Particle acceleration in explosive relativistic reconnection events and Crab Nebula gamma-ray flares

TL;DR

This paper presents a comprehensive model of particle acceleration during explosive relativistic magnetic reconnection events, explaining gamma-ray flares in the Crab Nebula through analytical and simulation studies of plasma instabilities and magnetic flux tube mergers.

Contribution

It introduces a novel model combining analytical and numerical methods to describe particle acceleration in relativistic reconnection, specifically applied to Crab Nebula gamma-ray flares.

Findings

Fast X-point collapse produces non-thermal power-law particle spectra.

Magnetic island mergers dissipate magnetic energy and further accelerate particles.
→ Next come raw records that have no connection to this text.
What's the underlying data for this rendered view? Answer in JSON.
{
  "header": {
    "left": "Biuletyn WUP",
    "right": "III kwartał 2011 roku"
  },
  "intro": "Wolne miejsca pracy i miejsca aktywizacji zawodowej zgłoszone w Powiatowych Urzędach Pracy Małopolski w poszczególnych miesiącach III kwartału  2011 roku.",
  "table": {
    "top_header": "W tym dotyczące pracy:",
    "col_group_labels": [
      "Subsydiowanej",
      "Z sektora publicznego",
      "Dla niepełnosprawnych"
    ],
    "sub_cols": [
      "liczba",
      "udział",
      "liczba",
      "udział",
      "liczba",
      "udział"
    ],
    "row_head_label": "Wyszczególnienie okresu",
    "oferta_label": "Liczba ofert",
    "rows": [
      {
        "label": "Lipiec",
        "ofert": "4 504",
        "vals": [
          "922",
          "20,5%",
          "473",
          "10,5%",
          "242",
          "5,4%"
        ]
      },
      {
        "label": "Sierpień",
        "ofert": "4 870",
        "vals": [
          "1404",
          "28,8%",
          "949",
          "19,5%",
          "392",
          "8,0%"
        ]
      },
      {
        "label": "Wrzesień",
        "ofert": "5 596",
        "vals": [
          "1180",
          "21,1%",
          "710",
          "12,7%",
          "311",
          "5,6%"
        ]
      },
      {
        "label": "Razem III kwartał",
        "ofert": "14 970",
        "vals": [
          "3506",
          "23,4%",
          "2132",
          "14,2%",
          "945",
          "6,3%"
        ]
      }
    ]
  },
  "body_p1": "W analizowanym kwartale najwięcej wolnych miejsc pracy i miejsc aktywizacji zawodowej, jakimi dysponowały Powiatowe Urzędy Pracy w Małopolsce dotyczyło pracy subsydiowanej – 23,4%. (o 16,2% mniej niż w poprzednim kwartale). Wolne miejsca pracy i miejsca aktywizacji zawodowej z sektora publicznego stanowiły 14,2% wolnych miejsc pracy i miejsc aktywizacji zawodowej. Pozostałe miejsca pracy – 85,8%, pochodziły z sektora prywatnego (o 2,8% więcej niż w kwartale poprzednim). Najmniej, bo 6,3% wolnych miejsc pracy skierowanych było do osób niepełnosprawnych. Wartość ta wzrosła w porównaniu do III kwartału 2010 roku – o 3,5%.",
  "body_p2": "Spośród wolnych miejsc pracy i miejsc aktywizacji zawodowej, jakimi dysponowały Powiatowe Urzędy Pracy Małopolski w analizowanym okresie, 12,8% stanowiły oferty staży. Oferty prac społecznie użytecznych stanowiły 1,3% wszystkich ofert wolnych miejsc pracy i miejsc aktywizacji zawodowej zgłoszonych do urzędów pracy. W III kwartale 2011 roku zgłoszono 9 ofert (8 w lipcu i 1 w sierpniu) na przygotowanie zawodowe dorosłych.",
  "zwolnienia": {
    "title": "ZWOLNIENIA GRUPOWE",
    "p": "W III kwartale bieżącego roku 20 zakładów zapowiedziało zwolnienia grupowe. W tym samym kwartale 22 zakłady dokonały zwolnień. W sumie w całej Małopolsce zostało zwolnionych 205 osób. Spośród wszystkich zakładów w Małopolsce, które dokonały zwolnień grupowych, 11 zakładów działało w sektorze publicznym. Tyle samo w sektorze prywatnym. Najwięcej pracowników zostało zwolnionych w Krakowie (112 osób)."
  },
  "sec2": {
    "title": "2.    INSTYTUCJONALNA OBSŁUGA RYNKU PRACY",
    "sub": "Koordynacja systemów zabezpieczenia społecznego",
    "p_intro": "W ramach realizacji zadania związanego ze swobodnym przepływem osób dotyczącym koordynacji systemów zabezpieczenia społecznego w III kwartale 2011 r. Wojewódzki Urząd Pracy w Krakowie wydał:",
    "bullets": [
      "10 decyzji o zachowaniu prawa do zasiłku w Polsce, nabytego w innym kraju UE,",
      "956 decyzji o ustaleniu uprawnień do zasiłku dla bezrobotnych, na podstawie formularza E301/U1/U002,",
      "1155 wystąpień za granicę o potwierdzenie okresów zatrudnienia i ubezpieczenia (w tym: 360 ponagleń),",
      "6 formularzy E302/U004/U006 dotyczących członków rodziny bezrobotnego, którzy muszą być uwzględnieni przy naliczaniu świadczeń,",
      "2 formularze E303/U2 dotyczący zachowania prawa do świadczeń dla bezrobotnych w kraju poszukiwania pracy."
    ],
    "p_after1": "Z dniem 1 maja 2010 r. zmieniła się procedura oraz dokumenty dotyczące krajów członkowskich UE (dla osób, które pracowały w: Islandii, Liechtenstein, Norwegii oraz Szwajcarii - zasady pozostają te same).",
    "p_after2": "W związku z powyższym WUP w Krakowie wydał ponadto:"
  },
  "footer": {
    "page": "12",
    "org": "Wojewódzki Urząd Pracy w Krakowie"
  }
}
Crab flares originate from explosive magnetic flux tube mergers in the nebula.

Abstract

We develop a model of particle acceleration in explosive reconnection events in relativistic magnetically-dominated plasmas and apply it to explain gamma-ray flares from the Crab Nebula. The model relies on development of current-driven instabilities on macroscopic scales (not related to plasma skin depths). Using analytical and numerical methods (fluid and particle-in-cell simulations), we study a number of model problems in relativistic magnetically-dominated plasma: (i) we extend Syrovatsky's classical model of explosive X-point collapse to magnetically-dominated plasmas; (ii) we consider instability of two-dimensional force-free system of magnetic flux tubes; (iii) we consider merger of two zero total poloidal current magnetic flux tubes. In all cases regimes of spontaneous and driven evolution are investigated. We identify two stages of particle acceleration: (i) fast explosive prompt X-point collapse and (ii) ensuing island merger. The fastest acceleration occurs during the initial catastrophic X-point collapse, with the reconnection electric field of the order of the magnetic field. The explosive stage of reconnection produces non-thermal power-law tails with slopes that depend on the average magnetization. The X-point collapse stage is followed by magnetic island merger that dissipates a large fraction of the initial magnetic energy in a regime of forced reconnection, further accelerating the particles, but proceeds at a slower reconnection rate. Crab flares result from the initial explosive stages of magnetic island mergers of magnetic flux tubes produced in the bulk of nebula at intermediate polar regions. The post-termination shock plasma flow in the wind sectors with mild magnetization naturally generates large-scale highly magnetized structures. Internal kink-like instabilities lead to the formation of macroscopic current-carrying magnetic flux tubes that merge explosively.